Excitation of a sufficient number of parallel fibers contacting a given Purkinje Cell will cause that Cell to discharge trains of simple spikes that inhibit the muscles to which the Cell projects.


Complex Spike Discharges

Purkinje Cells also receive excitatory input from Climbing Fibers that originate mostly in the opposite Inferior Olive. (Each region of the Inferior Olive projects to a seperate longitudinal strip of Cerebellar Cortex).

Climbing Fibers synapse extensively with dendrites of Purkinje Cells, but not with the Cell Body. Climbing Fiber input to a Purkinje Cell produces in that Cell a large, prolonged complex spike discharge.

Internal Nuclei
In addition to the obvious anatomic division of the Cerebellum into horizontal folds, there is a functional subdivision into three vertical strips:
1 - Vermis
2 - Intermediate Hemisphere
3 - Lateral Hemisphere

Different body parts are topographically mapped in these zones:
* Trunk and Head in the Vermis
* Limbs stretched out toward the Lateral Hemisphere.

p.197

Nearly all Purkinje Cells in any one of the three strips project to the same internal Cerebellar Nucleus:

  • Vermis to the Fastigial Nucleus

  • Intermediate Hemisphere to the Interpositus Nucleus (Globose & Emboliform Nuclei)

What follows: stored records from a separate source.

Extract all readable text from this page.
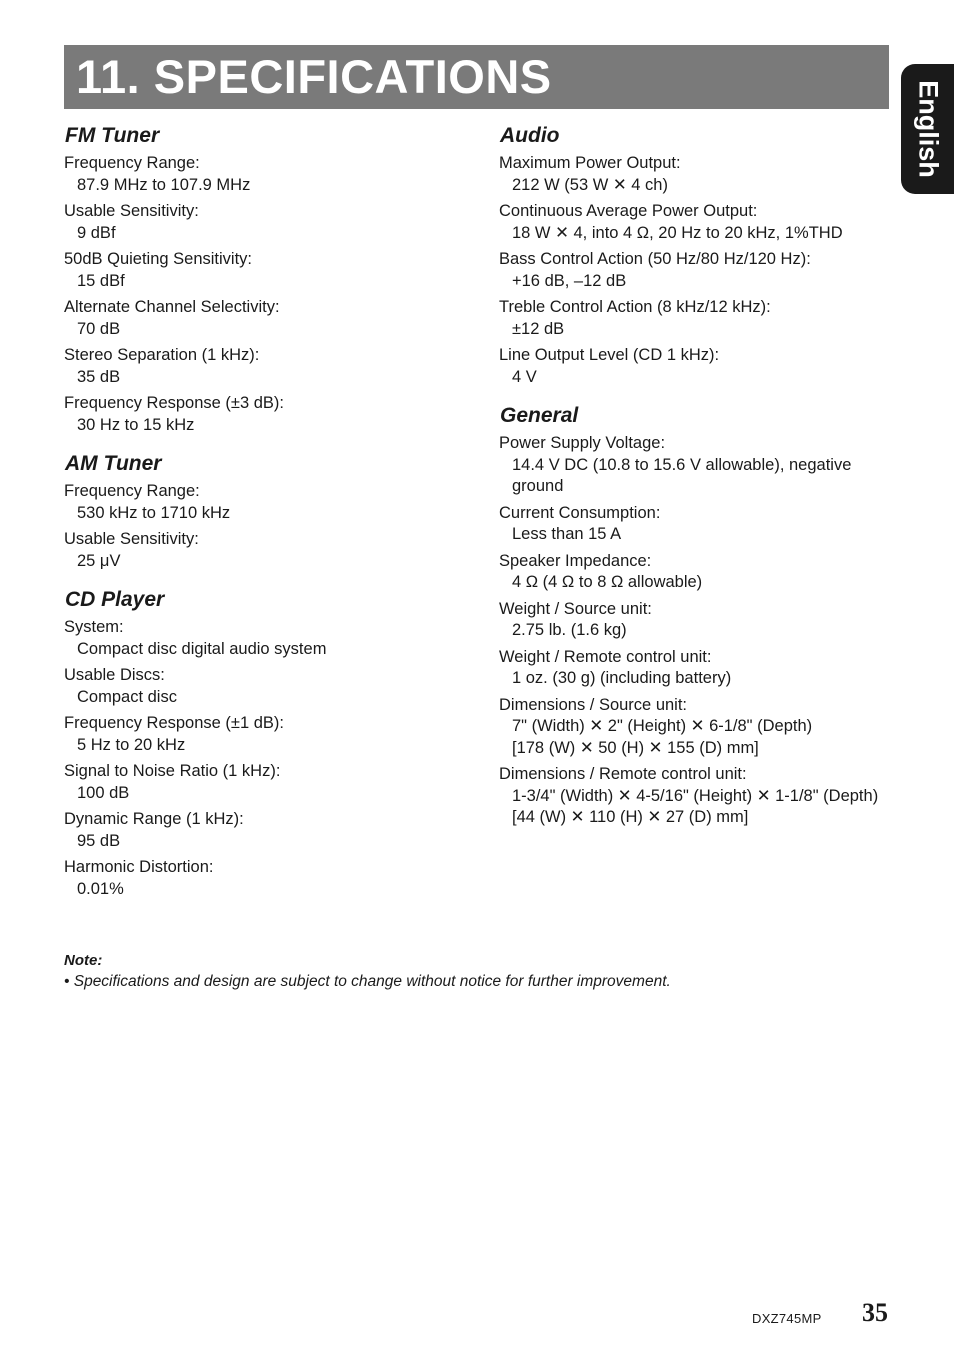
11. SPECIFICATIONS
English
FM Tuner
Frequency Range:
87.9 MHz to 107.9 MHz
Usable Sensitivity:
9 dBf
50dB Quieting Sensitivity:
15 dBf
Alternate Channel Selectivity:
70 dB
Stereo Separation (1 kHz):
35 dB
Frequency Response (±3 dB):
30 Hz to 15 kHz
AM Tuner
Frequency Range:
530 kHz to 1710 kHz
Usable Sensitivity:
25 μV
CD Player
System:
Compact disc digital audio system
Usable Discs:
Compact disc
Frequency Response (±1 dB):
5 Hz to 20 kHz
Signal to Noise Ratio (1 kHz):
100 dB
Dynamic Range (1 kHz):
95 dB
Harmonic Distortion:
0.01%
Audio
Maximum Power Output:
212 W (53 W ✕ 4 ch)
Continuous Average Power Output:
18 W ✕ 4, into 4 Ω, 20 Hz to 20 kHz, 1%THD
Bass Control Action (50 Hz/80 Hz/120 Hz):
+16 dB, –12 dB
Treble Control Action (8 kHz/12 kHz):
±12 dB
Line Output Level (CD 1 kHz):
4 V
General
Power Supply Voltage:
14.4 V DC (10.8 to 15.6 V allowable), negative ground
Current Consumption:
Less than 15 A
Speaker Impedance:
4 Ω (4 Ω to 8 Ω allowable)
Weight / Source unit:
2.75 lb. (1.6 kg)
Weight / Remote control unit:
1 oz. (30 g) (including battery)
Dimensions / Source unit:
7" (Width) ✕ 2" (Height) ✕ 6-1/8" (Depth)
[178 (W) ✕ 50 (H) ✕ 155 (D) mm]
Dimensions / Remote control unit:
1-3/4" (Width) ✕ 4-5/16" (Height) ✕ 1-1/8" (Depth)
[44 (W) ✕ 110 (H) ✕ 27 (D) mm]
Note:
• Specifications and design are subject to change without notice for further improvement.
DXZ745MP 35
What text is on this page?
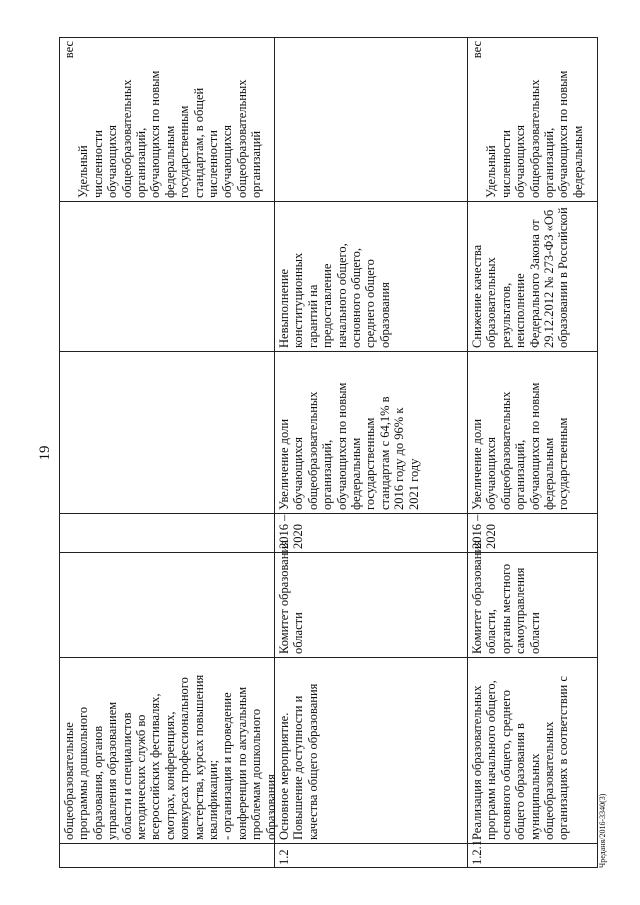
19
общеобразовательные программы дошкольного образования, органов управления образованием области и специалистов методических служб во всероссийских фестивалях, смотрах, конференциях, конкурсах профессионального мастерства, курсах повышения квалификации; - организация и проведение конференции по актуальным проблемам дошкольного образования
вес
Удельный численности обучающихся общеобразовательных организаций, обучающихся по новым федеральным государственным стандартам, в общей численности обучающихся общеобразовательных организаций
1.2
Основное мероприятие. Повышение доступности и качества общего образования
Комитет образования области
2016 – 2020
Увеличение доли обучающихся общеобразовательных организаций, обучающихся по новым федеральным государственным стандартам с 64,1% в 2016 году до 96% к 2021 году
Невыполнение конституционных гарантий на предоставление начального общего, основного общего, среднего общего образования
1.2.1
Реализация образовательных программ начального общего, основного общего, среднего общего образования в муниципальных общеобразовательных организациях в соответствии с
Комитет образования области, органы местного самоуправления области
2016 – 2020
Увеличение доли обучающихся общеобразовательных организаций, обучающихся по новым федеральным государственным
Снижение качества образовательных результатов, неисполнение Федерального Закона от 29.12.2012 № 273-ФЗ «Об образовании в Российской
вес
Удельный численности обучающихся общеобразовательных организаций, обучающихся по новым федеральным
Чреданя/2016-3340(3)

  • Lateral Hemisphere to the Dentate Nucleus

  • ( Purkinje Cells in the Flocculonodular Lobe are an exception because they project directly to the Lateral Vestibular Nucleus in the MidBrain, where they participate in the control of Eye movements.)


Inhibitory InterNeurons

Stellate Cells
Are excited by parallel fibers and inhibit Purkinje Cells.

Basket Cells
Are excited by parallel fibers. The Axons of each of these form baskets of inhibitory synapses around 20 or more Purkinje Cells.

Golgi Cells
Have dendritic trees that spread in all directions among the parallel fibers (unlike the flattened Purkinje Dendrites, which are confined to a narrow longitudinal layer); are excited by input from parallel fibers and Mossy fibers; act to inhibit Granule Cells.